8. Körperliche Balance | Ernährung

Ernährung ist wichtig für körperliches und mentales Wohlbefinden. Fehlen Nährstoffe kann unser Körper nicht in seinem vollem Umfang funktionieren und agieren. Auch Glückshormone können nicht produziert werden. Mönche achten bei der Ernährung darauf, das sie immer genug Energie zur Verfügung haben und bei dem was sie Essen, nicht zu viel Energie aufwenden müssen.

 

Daraus können wir viel lernen

Mönche sind achtsam und reflektieren sich forwährend.
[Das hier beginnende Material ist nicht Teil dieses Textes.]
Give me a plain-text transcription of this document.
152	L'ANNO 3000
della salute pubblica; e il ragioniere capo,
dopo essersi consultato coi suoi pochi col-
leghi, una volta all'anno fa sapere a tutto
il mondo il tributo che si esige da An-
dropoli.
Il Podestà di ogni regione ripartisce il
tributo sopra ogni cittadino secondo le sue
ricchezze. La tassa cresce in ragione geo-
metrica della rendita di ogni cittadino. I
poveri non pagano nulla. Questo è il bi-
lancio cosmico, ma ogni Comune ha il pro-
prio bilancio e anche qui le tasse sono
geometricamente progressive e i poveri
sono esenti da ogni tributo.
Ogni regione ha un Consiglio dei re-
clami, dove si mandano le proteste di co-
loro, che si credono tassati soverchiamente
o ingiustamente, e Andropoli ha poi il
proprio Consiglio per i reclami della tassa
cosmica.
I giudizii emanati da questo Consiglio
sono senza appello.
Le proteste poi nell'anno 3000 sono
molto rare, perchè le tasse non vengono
Sie sorgen für sich und für Ihren Körper. Sie leben in Wertschätzung, Liebe, Respekt und Anerkennung mit ihrer Umwelt. Dabei sind sie Genügsam und legen Wert auf persönliche Weiterentwicklung.

Die westliche Welt hat den Bezug zu sich selbst verloren. Sie legen den Fokus nach Aussen und versuchen dadurch innere Bedürfnisse zu stillen. Das versuchen sie durch den Konsum von Gütern, Suchtmitteln, Nahrung, Serien und anderen Dingen…natürlich ohne Erfolg. Tatsächlich machen sie sich dabei sogar abhängig von äusseren Umständen.

Mönche achten auf körperliche und mentale Ausgeglichenheit. Sie benötigen keinen äusseren Umstand um Wohlbefinden zu produzieren. Sie produzieren es einfach selbst.